One of the big differences, between then and now was the effect of methamphetamine or “P” on families, Parentline’s chief executive officer Sue Hardley said.

“For many kids this means that they are officially or unofficially being brought up by extended family, including grandparents,” she said.

“This impacts hugely on children which then affects their behaviours, their schooling … children are often traumatised from very young which has ongoing repercussions.”

Another difference is that in 1994, mothers were listed as the main perpetrator of violence against children, however, in 2019 that switched to men known to the abused child – often their father or father figure, Hardley said.

The ethnicity of children coming into contact with the service has also changed to more than 50 per cent Māori, 37 per cent NZ European and around 1.3 per cent Pasifika or Asian.

Hardley said data was collected and reported more accurately now and attributed developments such as the 0800 FOR OUR KIDS phoneline with an increase in reported incidents of family violence.

Figures released to Stuff under the Official Information Act showed that from April 2017 and March 2018, Oranga Tamariki recorded 13,966 findings of abuse, against 11,519 children.

While the numbers remain high, they were down from the 14,802 findings of abuse recorded at the end of the 2016 financial year.

In the same period, more than 7000 children were recorded as being emotionally abused, 1000 as being sexually abused and more than 3000 as being neglected.

Presented with the figures, Children’s Commissioner Judge Andrew Becroft called the numbers a sad insight.

“It presents a national and enduring shame that we should never accept in New Zealand, we are better than that.
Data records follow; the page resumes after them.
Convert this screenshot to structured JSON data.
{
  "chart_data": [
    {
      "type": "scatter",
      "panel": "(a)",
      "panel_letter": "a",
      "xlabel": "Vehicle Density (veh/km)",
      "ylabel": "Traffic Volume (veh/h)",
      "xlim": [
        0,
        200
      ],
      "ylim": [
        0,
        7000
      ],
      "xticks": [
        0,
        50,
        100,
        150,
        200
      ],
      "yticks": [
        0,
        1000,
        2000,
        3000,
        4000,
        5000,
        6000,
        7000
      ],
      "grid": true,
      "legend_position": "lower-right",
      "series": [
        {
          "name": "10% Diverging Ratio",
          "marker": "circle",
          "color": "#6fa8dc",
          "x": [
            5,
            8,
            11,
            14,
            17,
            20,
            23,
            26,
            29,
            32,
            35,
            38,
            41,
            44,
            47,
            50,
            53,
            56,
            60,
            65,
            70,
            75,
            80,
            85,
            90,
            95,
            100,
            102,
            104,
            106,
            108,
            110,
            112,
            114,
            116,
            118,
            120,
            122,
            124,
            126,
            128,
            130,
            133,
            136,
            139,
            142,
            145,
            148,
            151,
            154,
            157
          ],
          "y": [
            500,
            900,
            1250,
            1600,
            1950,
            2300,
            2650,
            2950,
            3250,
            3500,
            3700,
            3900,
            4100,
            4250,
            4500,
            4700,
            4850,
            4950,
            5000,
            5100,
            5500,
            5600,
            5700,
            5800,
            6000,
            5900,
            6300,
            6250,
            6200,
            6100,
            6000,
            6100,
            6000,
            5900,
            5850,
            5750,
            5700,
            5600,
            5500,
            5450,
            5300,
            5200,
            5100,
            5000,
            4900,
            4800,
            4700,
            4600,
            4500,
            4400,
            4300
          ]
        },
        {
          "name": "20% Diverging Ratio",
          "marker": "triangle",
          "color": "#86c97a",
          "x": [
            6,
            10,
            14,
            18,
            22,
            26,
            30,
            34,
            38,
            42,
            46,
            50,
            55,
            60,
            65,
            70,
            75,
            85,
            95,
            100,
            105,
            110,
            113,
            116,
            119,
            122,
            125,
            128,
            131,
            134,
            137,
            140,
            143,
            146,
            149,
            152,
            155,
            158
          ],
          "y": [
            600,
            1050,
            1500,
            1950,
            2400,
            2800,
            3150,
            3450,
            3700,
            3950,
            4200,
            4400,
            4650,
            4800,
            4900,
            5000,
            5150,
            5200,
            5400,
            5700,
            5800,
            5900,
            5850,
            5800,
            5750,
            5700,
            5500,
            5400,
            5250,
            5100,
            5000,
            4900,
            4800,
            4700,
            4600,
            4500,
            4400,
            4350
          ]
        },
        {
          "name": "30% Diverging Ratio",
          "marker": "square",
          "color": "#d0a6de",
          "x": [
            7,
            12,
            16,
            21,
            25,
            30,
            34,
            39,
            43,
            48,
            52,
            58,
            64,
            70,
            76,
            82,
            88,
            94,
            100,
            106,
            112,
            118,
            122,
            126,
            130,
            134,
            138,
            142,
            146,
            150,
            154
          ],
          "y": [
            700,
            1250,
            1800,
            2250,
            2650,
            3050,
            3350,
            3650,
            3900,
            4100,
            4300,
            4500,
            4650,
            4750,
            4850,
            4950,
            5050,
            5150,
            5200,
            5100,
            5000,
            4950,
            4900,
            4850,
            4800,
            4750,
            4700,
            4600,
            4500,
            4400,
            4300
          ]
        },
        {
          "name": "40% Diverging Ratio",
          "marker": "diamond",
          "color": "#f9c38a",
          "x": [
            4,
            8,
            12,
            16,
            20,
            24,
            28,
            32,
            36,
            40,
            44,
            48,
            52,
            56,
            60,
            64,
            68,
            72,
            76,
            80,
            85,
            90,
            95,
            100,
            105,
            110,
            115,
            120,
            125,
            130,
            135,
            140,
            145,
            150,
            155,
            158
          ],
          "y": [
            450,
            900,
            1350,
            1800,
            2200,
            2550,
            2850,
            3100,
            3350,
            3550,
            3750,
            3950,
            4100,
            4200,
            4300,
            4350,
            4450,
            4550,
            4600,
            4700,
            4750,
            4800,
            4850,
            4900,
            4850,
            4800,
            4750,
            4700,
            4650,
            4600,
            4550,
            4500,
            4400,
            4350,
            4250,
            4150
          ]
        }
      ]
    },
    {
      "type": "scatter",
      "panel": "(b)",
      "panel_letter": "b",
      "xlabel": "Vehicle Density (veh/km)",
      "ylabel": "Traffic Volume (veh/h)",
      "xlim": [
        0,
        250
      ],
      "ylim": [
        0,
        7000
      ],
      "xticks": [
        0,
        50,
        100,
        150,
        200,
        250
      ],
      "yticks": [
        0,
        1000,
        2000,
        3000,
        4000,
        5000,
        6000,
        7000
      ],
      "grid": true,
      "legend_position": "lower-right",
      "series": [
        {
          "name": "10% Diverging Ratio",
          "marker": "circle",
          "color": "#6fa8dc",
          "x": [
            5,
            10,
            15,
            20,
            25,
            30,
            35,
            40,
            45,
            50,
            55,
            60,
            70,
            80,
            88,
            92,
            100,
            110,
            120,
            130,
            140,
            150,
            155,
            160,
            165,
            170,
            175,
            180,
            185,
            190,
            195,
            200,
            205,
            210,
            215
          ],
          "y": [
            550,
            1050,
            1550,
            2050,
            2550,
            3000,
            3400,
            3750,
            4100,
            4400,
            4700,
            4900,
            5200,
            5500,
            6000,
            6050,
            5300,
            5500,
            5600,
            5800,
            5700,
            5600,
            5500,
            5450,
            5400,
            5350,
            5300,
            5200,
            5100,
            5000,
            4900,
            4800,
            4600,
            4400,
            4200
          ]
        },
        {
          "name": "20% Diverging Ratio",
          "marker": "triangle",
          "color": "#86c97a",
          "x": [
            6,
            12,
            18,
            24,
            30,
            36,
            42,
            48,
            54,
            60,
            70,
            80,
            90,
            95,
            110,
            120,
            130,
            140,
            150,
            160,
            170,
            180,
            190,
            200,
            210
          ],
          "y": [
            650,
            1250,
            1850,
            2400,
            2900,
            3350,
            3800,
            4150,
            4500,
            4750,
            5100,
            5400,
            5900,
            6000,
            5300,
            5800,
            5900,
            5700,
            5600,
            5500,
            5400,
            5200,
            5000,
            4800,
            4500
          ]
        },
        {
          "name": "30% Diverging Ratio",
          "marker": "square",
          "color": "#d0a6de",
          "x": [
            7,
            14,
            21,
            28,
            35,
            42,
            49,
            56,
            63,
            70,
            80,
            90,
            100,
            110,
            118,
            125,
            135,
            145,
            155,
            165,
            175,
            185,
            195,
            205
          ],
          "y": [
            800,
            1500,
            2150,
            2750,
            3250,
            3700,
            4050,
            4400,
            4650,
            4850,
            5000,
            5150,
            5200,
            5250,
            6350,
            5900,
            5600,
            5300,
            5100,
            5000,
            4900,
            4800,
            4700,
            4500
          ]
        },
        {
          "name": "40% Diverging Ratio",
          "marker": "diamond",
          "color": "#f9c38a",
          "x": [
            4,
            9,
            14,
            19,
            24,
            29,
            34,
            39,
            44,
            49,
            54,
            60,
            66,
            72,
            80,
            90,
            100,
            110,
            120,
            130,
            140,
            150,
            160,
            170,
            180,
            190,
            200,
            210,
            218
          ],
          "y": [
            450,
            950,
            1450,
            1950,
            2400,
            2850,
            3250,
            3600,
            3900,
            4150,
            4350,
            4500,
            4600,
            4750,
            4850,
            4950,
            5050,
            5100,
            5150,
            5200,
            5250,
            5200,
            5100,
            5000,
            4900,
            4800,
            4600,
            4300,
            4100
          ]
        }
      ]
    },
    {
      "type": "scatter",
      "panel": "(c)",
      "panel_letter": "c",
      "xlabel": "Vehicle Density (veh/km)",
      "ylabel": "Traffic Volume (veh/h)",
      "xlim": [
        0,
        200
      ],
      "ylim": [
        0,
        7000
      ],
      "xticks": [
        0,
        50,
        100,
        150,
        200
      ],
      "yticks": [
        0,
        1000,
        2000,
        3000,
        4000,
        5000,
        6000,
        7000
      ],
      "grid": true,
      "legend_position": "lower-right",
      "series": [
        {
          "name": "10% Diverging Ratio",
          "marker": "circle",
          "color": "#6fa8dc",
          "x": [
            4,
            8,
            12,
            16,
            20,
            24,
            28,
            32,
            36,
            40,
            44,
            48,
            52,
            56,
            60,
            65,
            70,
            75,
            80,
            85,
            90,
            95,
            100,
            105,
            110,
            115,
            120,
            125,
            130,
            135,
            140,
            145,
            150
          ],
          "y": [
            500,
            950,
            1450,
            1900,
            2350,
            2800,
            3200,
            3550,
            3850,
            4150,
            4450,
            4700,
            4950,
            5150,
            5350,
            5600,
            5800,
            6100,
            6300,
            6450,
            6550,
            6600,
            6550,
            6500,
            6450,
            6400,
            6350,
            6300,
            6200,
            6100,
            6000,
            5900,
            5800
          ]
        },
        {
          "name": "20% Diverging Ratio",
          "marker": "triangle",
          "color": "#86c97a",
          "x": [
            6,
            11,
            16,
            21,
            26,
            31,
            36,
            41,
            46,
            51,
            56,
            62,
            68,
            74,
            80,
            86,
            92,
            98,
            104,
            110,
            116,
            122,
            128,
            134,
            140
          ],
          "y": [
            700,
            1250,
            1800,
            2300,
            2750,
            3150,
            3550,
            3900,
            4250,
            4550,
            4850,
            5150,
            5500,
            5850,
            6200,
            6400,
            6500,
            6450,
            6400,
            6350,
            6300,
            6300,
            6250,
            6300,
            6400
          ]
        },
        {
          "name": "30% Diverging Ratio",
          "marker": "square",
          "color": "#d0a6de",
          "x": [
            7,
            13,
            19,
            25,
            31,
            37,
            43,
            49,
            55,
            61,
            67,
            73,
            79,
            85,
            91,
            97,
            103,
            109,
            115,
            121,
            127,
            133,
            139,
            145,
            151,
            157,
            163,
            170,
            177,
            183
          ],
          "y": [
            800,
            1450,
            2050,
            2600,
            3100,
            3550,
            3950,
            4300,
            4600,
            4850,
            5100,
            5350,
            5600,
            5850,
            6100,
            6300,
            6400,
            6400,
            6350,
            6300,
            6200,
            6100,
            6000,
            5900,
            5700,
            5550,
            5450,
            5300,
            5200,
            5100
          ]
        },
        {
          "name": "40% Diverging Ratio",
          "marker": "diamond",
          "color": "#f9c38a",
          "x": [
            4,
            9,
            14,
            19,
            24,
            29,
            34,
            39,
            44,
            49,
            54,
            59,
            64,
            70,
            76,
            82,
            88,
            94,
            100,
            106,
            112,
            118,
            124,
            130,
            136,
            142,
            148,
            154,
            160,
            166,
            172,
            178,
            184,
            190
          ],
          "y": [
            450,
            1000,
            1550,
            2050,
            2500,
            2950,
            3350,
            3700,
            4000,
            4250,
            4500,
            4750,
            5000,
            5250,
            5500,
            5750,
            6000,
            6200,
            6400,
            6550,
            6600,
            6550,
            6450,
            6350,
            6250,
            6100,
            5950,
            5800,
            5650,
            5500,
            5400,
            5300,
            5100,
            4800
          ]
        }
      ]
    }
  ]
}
It is profoundly unacceptable.”


Author Alan Duff has said he wouldn’t write the book againbecause Māoridom has progressed beyond Jake “the Muss”. But has New Zealand?

The experts and the statistics paint a muddy picture; thousands of children are in state care, rates of domestic abuse are among the worst in the world and New Zealanders are still very good at abusing alcohol and drugs. One thing that remains the same is that poverty is still a major factor behind these wider problems.

So after 25 years, it appears New Zealand’s problems are the same, but just slightly different.